# Excessive fuel usage



## Gullibear (May 24, 2006)

Hi people
I have a 88 model Skyline GXE 6 cylinder 3.0 litre manual. I am using far, far too much fuel. About 15 litres to 100 km's (19 mpg) instaed of about 9 litres per 100 km's (31 mpg)
Cannot find out why.
There are no leaks, have replaced all high tension components ( rotor, dizzy cap, leads, coil and plugs) also oxygen sensor and coolant sensor.

The car is running like a dream and control computer says nothing is wrong but there must be something.

Have just discovered today there is no power getting to the fuel regulater solenoid valve and air regulator.

Could this be causing the problem and/or can there be anything else that someone out there knows about that is causing this COSTLY drama.

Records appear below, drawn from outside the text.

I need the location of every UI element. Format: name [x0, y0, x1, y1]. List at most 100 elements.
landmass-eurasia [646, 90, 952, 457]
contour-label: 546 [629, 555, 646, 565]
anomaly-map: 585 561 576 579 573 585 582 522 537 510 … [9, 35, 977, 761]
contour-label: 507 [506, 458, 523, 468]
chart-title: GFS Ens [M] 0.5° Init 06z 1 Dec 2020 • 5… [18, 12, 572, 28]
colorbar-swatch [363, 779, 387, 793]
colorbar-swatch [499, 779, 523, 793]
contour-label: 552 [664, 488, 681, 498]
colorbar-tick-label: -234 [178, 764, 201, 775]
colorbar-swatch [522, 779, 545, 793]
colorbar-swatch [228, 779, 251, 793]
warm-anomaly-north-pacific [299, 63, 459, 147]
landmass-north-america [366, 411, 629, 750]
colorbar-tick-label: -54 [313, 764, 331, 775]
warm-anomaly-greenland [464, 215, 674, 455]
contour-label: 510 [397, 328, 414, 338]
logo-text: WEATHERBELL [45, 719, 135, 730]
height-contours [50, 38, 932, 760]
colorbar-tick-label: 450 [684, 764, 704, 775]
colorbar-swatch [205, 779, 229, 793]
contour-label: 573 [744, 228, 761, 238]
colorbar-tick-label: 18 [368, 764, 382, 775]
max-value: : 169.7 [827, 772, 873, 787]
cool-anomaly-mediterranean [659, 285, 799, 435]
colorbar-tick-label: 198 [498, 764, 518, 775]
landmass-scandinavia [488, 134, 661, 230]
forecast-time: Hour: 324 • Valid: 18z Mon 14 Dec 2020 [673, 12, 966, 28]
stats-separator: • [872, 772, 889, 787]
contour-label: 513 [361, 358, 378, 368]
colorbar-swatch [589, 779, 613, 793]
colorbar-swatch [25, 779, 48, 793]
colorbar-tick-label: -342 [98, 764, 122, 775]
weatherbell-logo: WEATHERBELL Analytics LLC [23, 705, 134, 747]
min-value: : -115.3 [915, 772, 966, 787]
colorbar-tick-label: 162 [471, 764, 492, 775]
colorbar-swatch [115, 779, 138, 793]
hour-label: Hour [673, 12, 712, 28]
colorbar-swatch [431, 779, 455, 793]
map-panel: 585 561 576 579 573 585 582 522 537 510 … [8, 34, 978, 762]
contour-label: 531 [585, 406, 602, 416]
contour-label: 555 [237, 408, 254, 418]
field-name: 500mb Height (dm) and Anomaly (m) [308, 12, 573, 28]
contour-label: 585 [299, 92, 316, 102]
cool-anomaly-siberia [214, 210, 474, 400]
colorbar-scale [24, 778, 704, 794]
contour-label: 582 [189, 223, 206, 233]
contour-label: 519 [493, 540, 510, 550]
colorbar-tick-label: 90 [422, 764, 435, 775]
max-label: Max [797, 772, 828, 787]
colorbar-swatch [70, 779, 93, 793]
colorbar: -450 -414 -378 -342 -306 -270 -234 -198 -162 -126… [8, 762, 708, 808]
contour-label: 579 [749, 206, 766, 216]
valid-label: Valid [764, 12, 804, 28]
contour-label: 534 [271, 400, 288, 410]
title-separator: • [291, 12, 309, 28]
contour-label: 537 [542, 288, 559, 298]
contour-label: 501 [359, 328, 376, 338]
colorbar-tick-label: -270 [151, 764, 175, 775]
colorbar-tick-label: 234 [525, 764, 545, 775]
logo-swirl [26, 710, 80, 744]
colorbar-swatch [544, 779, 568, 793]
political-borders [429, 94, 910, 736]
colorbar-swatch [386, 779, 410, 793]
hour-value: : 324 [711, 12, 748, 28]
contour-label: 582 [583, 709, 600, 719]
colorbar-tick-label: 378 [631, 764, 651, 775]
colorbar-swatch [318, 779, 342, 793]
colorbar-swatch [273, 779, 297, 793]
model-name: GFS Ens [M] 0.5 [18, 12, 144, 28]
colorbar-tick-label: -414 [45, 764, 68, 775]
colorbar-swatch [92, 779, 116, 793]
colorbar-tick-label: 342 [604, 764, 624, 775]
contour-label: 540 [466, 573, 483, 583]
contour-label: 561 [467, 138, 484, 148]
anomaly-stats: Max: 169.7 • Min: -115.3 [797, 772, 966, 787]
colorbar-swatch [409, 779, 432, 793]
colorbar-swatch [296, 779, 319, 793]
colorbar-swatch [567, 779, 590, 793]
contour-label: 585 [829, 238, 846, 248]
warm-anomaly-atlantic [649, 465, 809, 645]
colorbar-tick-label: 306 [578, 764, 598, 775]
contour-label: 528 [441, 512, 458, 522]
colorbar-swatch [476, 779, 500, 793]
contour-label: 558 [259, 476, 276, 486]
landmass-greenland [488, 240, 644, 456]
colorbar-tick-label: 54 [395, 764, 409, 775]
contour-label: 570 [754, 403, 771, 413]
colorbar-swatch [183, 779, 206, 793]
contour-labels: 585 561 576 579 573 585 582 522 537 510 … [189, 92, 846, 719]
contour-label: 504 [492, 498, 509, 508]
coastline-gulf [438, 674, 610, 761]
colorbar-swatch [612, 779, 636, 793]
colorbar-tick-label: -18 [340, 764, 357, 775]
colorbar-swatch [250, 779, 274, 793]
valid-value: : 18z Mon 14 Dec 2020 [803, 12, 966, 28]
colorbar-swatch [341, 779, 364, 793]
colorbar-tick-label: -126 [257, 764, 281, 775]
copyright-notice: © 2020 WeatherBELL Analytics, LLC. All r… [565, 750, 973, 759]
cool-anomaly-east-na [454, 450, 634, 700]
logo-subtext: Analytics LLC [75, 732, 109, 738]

PS (It started quite suddenly. Everything was fine and then it wasn't.

Thanks to all


----------



## alexnds (Oct 1, 2005)

Hello to our Australian friend and welcome. The thing to check is PCV valve, as part of your tuneup. Around here, it's only a 3 dollar (US) component, and very inexpensive. 

Another thing to do is clean your throttle body, since it probably has carbon buildup due to age.

Here's procedure: 
Part I:http://www.motorvate.ca/mvp.php/517
Part II:http://www.motorvate.ca/mvp.php/518

let us know how it turns out. I also would run a fuel injection cleaner through the engine a couple of tankfulls, to improve fuel flow from the injectors.


----------



## Gullibear (May 24, 2006)

alexnds said:


> Hello to our Australian friend and welcome. The thing to check is PCV valve, as part of your tuneup. Around here, it's only a 3 dollar (US) component, and very inexpensive.
> 
> Another thing to do is clean your throttle body, since it probably has carbon buildup due to age.
> 
> ...



Thanks for the info. I'll give it a go. We probably have a different name for PCV Valve. Please explain which valve it is. Thanks


----------